Lymphopenia is another risk factor of COVID-19 pneumonia aggravation (7). One hypothesis of the pathophysiology underlying COVID-19-associated lymphopenia is excessive recruitment and sequestration of lymphocytes in the lung (8). Our patient had lymphocyte infiltlation in the interstitial tissue of the lungs, and his lymphopenia progressed as the disease progressed (Fig. 2B), supporting this hypothesis. Furthermore, lymphocyte infiltlation was confirmed at sites that appeared normal on CT. Given the discrepancy between the imaging and histopathological findings, lymphocyte infiltlation may have existed in a wider area than was indicated by radiographic findings.
Generally, glucocorticoids induce apoptosis of lymphoid cells (9); lymphocyte infiltlation in the interstitial tissue in COVID-19 is thus the target of glucocorticoid therapy (10). In the present case, the DAD findings were the main histopathological change, and alveolar hemorrhaging was also observed. Therefore, it might have been difficult to save this patient even if glucocorticoid therapy had been started soon after the development of adult respiratory distress syndrome (ARDS).
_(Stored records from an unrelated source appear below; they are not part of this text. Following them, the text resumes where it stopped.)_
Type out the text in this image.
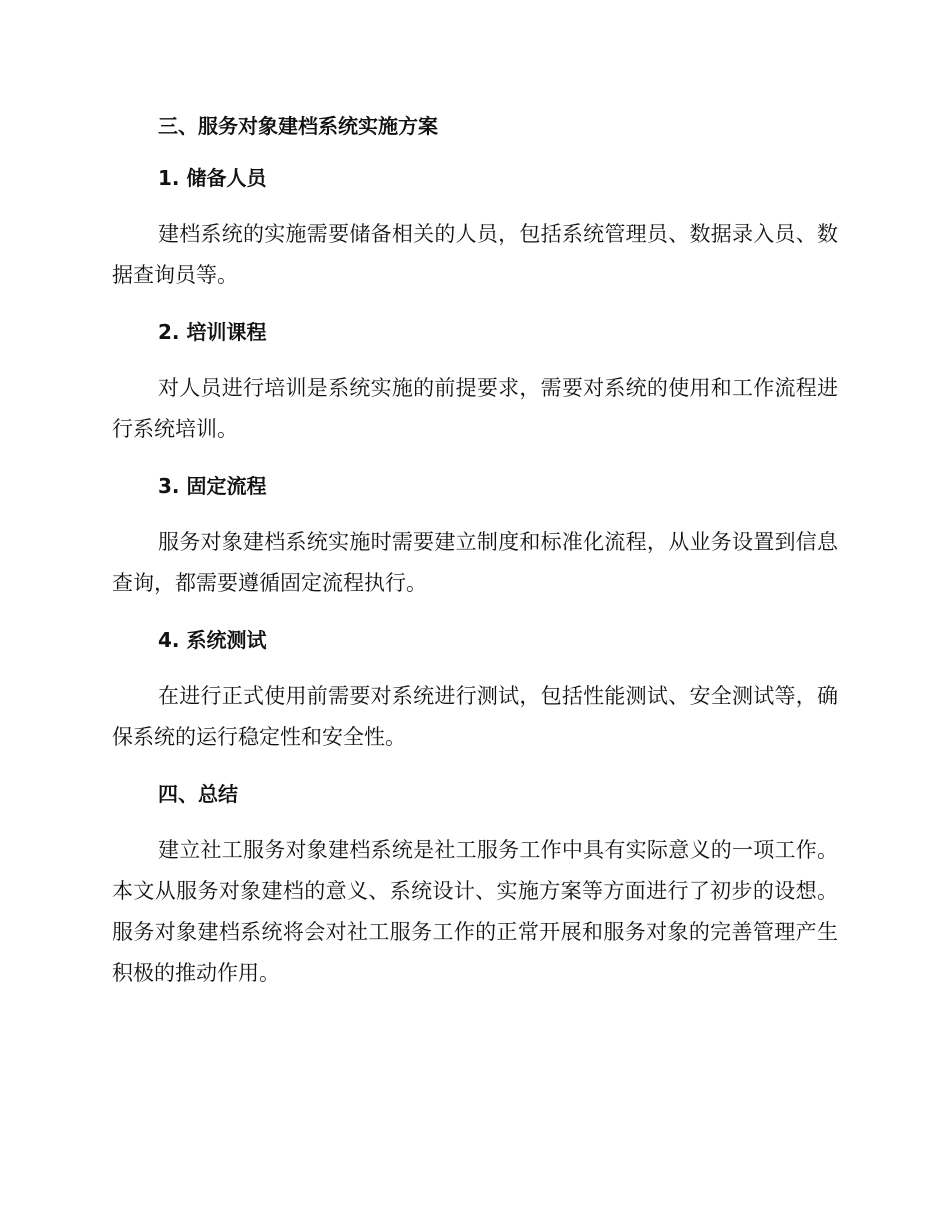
三、服务对象建档系统实施方案
1. 储备人员

建档系统的实施需要储备相关的人员，包括系统管理员、数据录入员、数据查询员等。

2. 培训课程

对人员进行培训是系统实施的前提要求，需要对系统的使用和工作流程进行系统培训。

3. 固定流程

服务对象建档系统实施时需要建立制度和标准化流程，从业务设置到信息查询，都需要遵循固定流程执行。

4. 系统测试

在进行正式使用前需要对系统进行测试，包括性能测试、安全测试等，确保系统的运行稳定性和安全性。

四、总结

建立社工服务对象建档系统是社工服务工作中具有实际意义的一项工作。本文从服务对象建档的意义、系统设计、实施方案等方面进行了初步的设想。服务对象建档系统将会对社工服务工作的正常开展和服务对象的完善管理产生积极的推动作用。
However, since the lymphopenia in this case preceded the rapid progression of the pulmonary lesions, early glucocorticoid administration might have conversely led to a better clinical course. Thus, in patients with a risk of severe exacerbation, lymphopenia can be a factor justifying early glucocorticoid administration, even if imaging studies reveal only mild abnormalities.
Consent to publish the details of the case was obtained from the family of the patient.
The authors state that they have no Conflict of Interest (COI).
Acknowledgement
We thank Dr James R. Valera for his assistance in editing the manuscript.